August 29, 2010
My friend's mom used to think LOL meant Lots of love which is not that funny. So she used the phrase in a bunch of condolence e-mails such as “I’m really sorry about your devastating loss. LOL."
While attending a conference in another city, I decided to visit an island as I was planning to use it as the location in a surprise gift for a friend. I wore khaki pants, brown belt and brown shoes, a dark orange shirt (what I called muted orange), a brighter orange tie (with blue diagonal stripes) and a beige/tan sweater vest. While strolling through the island, a man approached me apparently misreading my “freaky deakiness.” After briefly engaging me in polite conversation, he asked “Are you gay?” No. “Bi?” No. “On the down-low?” No. “Me neither,” he said emphatically and indignantly. “I’m not gay. I just sometimes like to sleep with men to let off steam. You know it’s a hard life, you know? Yeah, man. I’m not gay.” Silence. . . . . . . . . . . . . . . . . . . . . . . . . . . . . . . . . . . .(blink). . . (blink). . . . . . . . . . . . . “So, really, are you gay?” No, I repeated. “Bisexual?” No. “But, but. . . I thought. . . . . you dress so well.” I made a mental note while waiting for the light to change to dress more poorly. I had to make the mental note many, many times before the light finally changed. ‘Sorry, I am going now,’ I told him. “Ok, well, your conference is still going on. . . .I’ll see you around?”
A guy at my church was unsure how to tell me, but he just came out and said that certain people like black people look younger than they are. He then said I look about 33. . . . .that is not funny . . . . . . on multiple counts.

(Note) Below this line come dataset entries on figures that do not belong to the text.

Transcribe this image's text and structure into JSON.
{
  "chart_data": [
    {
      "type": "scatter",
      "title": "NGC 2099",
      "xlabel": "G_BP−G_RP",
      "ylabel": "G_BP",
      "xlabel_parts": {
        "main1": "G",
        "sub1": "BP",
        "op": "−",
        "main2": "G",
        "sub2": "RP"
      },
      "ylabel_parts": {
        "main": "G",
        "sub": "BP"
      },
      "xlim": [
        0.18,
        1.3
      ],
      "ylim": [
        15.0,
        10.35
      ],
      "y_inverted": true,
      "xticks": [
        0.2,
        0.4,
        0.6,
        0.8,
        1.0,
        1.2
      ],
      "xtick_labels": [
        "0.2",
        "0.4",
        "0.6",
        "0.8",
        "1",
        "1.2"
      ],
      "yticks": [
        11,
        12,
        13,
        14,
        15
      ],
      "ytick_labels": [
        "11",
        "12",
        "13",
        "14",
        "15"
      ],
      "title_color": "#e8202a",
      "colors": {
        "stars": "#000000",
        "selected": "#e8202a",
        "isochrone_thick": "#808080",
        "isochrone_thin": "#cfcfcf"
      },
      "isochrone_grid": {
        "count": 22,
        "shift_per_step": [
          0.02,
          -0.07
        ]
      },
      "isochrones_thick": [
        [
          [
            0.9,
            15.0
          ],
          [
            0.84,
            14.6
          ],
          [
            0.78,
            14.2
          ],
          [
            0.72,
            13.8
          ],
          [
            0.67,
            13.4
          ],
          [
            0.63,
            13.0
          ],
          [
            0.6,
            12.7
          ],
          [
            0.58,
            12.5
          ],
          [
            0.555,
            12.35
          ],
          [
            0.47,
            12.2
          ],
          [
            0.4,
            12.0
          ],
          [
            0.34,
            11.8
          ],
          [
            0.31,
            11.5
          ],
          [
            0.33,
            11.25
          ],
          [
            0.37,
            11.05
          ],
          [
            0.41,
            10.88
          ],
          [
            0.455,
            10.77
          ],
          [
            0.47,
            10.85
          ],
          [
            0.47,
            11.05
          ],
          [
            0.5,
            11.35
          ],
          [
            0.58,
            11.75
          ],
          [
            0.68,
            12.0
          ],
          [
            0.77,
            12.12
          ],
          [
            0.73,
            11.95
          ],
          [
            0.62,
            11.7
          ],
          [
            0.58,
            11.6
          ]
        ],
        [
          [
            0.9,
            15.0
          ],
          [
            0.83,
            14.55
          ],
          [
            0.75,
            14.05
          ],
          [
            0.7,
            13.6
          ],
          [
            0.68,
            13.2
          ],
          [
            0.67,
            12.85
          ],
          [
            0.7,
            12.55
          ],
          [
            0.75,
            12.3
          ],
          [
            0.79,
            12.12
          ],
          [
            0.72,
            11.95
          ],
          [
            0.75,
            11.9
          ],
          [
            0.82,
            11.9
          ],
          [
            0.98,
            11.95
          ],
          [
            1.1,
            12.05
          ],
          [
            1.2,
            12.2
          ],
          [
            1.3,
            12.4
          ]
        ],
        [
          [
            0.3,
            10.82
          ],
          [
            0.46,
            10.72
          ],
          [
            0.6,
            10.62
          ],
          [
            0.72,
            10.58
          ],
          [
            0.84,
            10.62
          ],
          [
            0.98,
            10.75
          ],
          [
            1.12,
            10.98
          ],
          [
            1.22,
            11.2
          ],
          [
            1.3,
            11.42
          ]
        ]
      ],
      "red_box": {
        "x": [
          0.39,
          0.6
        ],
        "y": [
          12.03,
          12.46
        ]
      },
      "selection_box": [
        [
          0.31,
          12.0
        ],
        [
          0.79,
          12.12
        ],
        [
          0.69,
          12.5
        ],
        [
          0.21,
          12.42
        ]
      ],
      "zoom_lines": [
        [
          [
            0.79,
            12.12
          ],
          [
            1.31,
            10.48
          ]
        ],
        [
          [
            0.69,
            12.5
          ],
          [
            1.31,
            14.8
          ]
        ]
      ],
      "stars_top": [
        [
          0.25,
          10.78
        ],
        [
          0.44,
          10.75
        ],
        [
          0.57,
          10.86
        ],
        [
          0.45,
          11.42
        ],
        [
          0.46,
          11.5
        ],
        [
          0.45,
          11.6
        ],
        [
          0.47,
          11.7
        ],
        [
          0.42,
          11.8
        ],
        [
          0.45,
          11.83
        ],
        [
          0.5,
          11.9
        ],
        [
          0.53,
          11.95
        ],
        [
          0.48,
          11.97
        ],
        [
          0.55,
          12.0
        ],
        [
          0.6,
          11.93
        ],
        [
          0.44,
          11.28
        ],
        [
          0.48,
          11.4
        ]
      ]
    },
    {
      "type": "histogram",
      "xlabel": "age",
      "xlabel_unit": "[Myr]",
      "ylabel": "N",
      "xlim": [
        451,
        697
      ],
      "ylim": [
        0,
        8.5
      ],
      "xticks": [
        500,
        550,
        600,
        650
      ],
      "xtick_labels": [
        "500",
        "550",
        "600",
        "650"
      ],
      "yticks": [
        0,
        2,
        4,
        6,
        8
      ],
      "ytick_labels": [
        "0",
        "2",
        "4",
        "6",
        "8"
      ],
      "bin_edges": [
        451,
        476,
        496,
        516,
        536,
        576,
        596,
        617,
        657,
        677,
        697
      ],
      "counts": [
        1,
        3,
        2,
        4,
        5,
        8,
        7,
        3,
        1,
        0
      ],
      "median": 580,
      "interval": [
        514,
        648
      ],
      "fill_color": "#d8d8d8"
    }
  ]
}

A friend of mine in my fellowship program also suffers from piles (look it up). One day he was caught by his father with anal bleeding in the toilet paper in the toilet. His father told him “SON! WELcome to the family! This is GREAT news! We thought you were different and special, but you’re NOT special: you’re just like the rest of us! YOU bleed, TOO.” He didn’t know how to respond. Apparently it runs in the family. . . no pun intended.
He also just had his first child and hopes, against his father’s highest wishes, that it’s not hereditary.
Well, let’s see. Not much since last time. I took a bit of a break because I was out of the country. I was in El Salvador for 1-2 weeks and missed a few weekends when you would have received an update. But I’m back.
I prepare to start the 2nd year of my fellowship in mid-September. At the moment we have orientation for two weeks from the 1st through the 14th. I finished most of my duties involving security work. I’m only doing a few university program reviews to help decide to whom my department should give grants for educational purposes. So I’m ready to start the 2nd year and see what kind of development engineering work I’ll do for a year at USAID.
Out of the 3 people on this e-mail list or who follow this blog, 2 wrote back thinking that I did a lot of activities. I want to clarify. Last update I was just telling you most of what I do (I didn’t talk about everything; check out Practor’s Promise below). What I didn’t explain was that they are not all at the same time. They are spaced out so it seems that I do more than I really do. My life is pretty relaxed, chill, and sometimes boring.
In general, you have to take my words with the understanding of who is saying them. For instance, some people jumped on my recommendation of Rosetta Stone, but I’m usually ok with discipline needed for language learning. If you’re a person that will have difficulty doing the lessons regularly then it’s not good for you. Moreover, what I was really commending was the right-brained dominated immersive approach over the traditional, left-brain dominated, translational approach. It doesn’t have to be Rosetta Stone. In fact, the drawback is that you are not speaking it with other speakers. Rosetta Stone does get better as you get more advanced (you learn like a baby learns and therefore you don’t put sentences together early like you would do in a translational class), but you don’t speak with other live people. So I always recommend doing it with a partner or taking part in a language lunch table to complement the Rosetta Stone Cds. Moreover, I would choose an immersion-based class with other speakers over an immersion-based CD. I would then choose an immersion-based CD (for myself) over a translation-based class (but I would complement the CD with some type of activity with actual speakers). I hope that makes sense. The same goes with recommendations on books or movies. You can always ask me what I mean or what I liked about it to help you with figuring out if it’s good for you.
We just had one of our famous parties. This time we did an island/Caribbean/tropical theme. We had underwater creatures on the walls, New Orleans beads hung up, and bamboo bush things hanging from the ceiling. There were tiki torches (unlit) in the corners of the room, and a piñata filled with candy. Everyone who entered received a lei (can you picture the mix of motifs, now?). There was a limbo contest as well during the night. People loved it and had a good time. They especially liked the blended smoothies and licuados as we had many tropical fruit there. It reminds me a lot of El Salvador.